There is nothing about Bubba Watson that makes you think “great champion.”
He is a champion, no doubt, and he has the green jacket in his closet at home to prove it.
But nothing he has done since that magic week in April of 2012 could be used as evidence that he’s a great champion.
He is, however, flighty, whiny and fidgety, and he carries a considerable attitude under that floppy mop of hair.
The first three adjectives are pretty much part and parcel of the Bagdad, Florida native’s makeup and probably can’t be changed. That attitude, however, is perhaps the biggest thing keeping him from playing like he did in the 2012 Masters.
In 2010, Watson was a very unhappy man in addition to those other adjectives.
He was wound up tighter than a drum, and every shot, good or bad, was life or death. His caddie, Ted Scott, and trainer, Andrew Fischer, let him have it over dinner one night.
They brought to his attention what he had become, and he began the process of rehabilitation. And that talk took place over a year before he won the Masters.
That talk, plus the adoption of a child, seemed to right Watson’s listing ship, at least in terms of how he comported himself.
Other than his winning week at the Masters, however, the “talked-to” Watson hasn’t become much more of a golfer than he was before.
Since tying for second in the Travelers Championship last year, he hadn’t been in really serious contention for another title until this week at the Travelers.
While he was in a dogfight at the top of the leaderboard, he was clearly the most talented player in a group that included Chris Stroud, Ken Duke and others.
But you could see those Bubba-isms starting to creep to the forefront as he made his way to the back nine Sunday.
Backing off shots, changing his pre-shot routine and happy feet all made their way into Bubba’s bag.
Then the blowup came. On the par-three, 171-yard 16th hole, Watson’s tee shot found the water. Clearly audible on the CBS broadcast, Watson said to his caddie, “You’re telling me that’s the yardage? This club?”
And then from the drop area, he hit a shot that was too long. When he finally got on the green, he could be heard firing another salvo in the direction of the caddie: “There’s no reason for you to show up.”
All of that led to a triple bogey and took Watson out of contention.
I understand the "heat of the moment" thing. I do. Great champions, however, don't melt down on national television after hitting a couple of bad shots with bad results.
While Watson and his fans looked at his Masters triumph as getting to the mountaintop, it was my contention then, and it is my contention now, that he isn't a major champion kind of player.
He'll win again a few times on the PGA Tour, and he'll make a lot of money, but he'll never be able to duplicate the lightning he captured in a bottle at Augusta National Golf Club.
Watson lacks the consistency and focus needed to participate and dominate at the highest level of professional golf.
He is one of the most creative players the game has seen for many years.

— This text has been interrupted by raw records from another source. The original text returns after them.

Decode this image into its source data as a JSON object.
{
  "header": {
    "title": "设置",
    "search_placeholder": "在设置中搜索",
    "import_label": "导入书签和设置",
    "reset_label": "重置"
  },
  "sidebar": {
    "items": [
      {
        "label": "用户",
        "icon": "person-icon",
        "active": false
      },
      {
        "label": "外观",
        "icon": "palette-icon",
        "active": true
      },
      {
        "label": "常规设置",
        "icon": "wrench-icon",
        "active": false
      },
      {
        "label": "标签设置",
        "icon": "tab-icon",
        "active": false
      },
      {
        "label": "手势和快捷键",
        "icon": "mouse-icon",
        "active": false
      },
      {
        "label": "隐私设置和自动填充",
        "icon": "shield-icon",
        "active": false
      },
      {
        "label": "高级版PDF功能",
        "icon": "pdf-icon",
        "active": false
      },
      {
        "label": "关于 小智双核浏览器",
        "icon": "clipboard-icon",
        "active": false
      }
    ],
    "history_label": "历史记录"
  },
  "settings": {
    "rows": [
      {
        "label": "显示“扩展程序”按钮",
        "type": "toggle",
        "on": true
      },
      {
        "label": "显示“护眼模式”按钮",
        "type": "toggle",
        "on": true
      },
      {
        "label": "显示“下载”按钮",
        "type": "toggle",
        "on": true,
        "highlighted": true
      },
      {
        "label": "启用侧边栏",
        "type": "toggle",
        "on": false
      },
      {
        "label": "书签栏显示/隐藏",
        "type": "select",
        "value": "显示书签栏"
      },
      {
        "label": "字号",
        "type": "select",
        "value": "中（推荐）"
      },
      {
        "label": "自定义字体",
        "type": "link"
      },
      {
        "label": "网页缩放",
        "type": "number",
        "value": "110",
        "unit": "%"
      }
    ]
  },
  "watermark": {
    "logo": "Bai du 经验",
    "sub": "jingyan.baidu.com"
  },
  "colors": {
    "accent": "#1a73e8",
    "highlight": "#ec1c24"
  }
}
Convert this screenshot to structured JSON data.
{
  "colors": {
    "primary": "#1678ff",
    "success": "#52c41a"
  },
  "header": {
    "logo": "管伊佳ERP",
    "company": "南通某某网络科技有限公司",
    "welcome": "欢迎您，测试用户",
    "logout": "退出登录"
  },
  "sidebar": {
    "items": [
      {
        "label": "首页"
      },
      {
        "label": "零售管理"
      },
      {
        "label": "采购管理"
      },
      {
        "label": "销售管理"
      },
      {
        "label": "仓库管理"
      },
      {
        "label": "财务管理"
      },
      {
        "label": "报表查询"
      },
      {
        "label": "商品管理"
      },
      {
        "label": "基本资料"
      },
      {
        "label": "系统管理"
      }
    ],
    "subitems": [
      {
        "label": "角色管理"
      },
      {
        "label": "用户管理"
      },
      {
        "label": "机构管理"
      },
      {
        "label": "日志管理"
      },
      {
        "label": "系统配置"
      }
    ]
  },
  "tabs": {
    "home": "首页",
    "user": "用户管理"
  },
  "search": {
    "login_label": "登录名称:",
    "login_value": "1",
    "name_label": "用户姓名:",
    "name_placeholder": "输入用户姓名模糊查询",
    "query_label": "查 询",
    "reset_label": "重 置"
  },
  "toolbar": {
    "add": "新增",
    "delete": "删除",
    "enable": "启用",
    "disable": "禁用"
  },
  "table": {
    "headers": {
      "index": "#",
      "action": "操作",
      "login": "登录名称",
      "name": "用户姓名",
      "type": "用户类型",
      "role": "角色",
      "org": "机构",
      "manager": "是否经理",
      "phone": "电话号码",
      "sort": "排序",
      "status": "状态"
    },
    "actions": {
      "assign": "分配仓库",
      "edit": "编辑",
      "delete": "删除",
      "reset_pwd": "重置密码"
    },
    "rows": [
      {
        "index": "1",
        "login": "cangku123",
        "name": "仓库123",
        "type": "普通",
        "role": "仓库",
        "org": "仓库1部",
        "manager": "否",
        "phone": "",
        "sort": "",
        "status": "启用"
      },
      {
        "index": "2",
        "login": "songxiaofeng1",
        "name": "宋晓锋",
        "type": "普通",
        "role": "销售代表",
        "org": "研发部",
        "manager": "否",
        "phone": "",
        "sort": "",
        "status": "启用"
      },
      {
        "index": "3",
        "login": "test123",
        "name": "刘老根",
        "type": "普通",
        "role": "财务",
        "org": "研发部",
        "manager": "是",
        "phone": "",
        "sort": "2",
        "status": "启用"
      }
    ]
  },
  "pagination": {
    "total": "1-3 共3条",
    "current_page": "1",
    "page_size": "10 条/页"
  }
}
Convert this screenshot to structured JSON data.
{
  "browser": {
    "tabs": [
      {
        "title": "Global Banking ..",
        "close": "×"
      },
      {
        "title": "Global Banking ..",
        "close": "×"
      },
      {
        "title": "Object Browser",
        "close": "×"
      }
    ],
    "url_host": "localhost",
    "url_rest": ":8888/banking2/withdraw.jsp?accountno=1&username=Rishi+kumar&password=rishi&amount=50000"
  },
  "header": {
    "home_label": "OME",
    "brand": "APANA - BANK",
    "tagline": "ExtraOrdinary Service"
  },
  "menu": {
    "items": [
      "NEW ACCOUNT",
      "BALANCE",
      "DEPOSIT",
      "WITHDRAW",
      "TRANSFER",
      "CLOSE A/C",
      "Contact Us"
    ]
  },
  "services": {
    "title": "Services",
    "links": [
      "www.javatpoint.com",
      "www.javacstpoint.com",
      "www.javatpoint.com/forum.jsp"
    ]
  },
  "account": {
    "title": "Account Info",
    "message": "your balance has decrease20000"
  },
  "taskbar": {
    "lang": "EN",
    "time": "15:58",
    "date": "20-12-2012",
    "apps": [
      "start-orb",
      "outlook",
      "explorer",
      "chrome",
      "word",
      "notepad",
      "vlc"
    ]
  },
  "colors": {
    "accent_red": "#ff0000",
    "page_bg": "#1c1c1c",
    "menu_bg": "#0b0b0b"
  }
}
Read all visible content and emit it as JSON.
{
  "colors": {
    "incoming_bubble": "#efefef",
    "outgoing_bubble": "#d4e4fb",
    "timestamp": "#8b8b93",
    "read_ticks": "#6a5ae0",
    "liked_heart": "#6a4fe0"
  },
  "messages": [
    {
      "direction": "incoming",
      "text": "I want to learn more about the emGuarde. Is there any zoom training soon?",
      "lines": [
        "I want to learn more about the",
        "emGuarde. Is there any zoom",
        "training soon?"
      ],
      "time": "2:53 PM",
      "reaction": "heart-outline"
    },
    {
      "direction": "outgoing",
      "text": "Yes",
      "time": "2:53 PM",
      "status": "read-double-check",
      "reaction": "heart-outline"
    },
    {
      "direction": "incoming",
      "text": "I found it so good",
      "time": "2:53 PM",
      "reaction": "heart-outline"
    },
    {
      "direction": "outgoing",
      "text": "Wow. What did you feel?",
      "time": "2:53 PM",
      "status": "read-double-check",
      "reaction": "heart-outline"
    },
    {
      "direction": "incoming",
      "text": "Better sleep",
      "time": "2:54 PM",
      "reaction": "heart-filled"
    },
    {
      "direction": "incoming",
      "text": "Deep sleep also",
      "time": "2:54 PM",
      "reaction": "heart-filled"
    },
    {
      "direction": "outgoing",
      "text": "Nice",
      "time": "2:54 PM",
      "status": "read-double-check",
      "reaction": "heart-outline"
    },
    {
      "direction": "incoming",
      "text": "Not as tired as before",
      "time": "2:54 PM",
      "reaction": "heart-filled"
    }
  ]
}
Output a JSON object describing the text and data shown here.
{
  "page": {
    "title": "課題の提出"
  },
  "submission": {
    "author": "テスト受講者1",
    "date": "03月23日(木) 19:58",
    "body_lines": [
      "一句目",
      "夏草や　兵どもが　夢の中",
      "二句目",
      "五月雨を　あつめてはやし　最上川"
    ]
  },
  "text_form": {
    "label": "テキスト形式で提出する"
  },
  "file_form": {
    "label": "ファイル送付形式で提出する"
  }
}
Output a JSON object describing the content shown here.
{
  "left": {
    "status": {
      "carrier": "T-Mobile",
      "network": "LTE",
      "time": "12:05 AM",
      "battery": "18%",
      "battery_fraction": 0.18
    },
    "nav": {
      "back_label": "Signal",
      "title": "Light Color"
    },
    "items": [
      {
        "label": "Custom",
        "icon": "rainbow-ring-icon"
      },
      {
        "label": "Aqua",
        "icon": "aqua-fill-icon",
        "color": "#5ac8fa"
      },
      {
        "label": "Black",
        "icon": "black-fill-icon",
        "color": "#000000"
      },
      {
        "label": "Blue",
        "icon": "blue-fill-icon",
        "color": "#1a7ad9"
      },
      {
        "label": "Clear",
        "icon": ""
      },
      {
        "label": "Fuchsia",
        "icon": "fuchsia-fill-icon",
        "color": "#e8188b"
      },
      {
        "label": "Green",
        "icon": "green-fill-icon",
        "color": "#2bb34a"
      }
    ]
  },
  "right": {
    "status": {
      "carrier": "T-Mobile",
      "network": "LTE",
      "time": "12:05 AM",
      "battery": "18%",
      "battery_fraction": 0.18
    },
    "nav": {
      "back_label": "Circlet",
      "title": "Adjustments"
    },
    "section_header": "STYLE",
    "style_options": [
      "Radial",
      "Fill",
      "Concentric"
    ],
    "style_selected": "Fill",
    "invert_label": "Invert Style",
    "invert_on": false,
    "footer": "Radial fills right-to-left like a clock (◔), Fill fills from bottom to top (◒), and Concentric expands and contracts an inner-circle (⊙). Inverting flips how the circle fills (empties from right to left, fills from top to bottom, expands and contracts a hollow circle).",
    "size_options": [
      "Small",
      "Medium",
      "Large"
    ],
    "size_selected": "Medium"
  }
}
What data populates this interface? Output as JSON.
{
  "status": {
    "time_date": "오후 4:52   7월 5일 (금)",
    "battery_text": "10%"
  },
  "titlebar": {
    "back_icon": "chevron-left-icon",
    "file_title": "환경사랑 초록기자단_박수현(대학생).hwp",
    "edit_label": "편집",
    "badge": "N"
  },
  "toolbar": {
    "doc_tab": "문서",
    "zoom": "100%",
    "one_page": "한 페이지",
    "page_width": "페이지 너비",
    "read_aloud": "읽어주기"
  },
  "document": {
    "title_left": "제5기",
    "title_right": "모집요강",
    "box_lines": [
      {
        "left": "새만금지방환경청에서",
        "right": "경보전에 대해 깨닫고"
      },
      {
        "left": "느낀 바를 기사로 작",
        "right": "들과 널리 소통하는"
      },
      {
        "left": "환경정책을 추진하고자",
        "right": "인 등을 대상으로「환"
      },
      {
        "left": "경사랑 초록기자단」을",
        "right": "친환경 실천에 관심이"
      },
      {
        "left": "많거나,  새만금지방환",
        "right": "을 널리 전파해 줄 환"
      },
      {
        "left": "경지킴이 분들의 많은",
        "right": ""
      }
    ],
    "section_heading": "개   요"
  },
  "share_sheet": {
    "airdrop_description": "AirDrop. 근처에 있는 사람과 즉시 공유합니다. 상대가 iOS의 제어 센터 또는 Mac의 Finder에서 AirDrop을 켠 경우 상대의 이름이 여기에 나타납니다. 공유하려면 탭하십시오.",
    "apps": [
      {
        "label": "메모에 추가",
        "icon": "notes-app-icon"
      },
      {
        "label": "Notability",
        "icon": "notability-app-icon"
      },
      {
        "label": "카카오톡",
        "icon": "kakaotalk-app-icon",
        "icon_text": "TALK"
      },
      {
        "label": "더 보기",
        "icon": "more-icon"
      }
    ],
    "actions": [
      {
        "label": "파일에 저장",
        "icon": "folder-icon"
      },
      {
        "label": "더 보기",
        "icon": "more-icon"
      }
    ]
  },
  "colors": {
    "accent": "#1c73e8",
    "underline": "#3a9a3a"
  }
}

He can pull off shots (like the 40-yard hook from the trees in the Masters playoff) very few others can.
But there are too many demons at work to allow him become more than a one-hit wonder.
The answer to the question of what Bubba Watson is missing is simple: a lot of things. Mostly, however, it's a matter of him needing to mature
Having the right stuff to be considered one of the best in the game?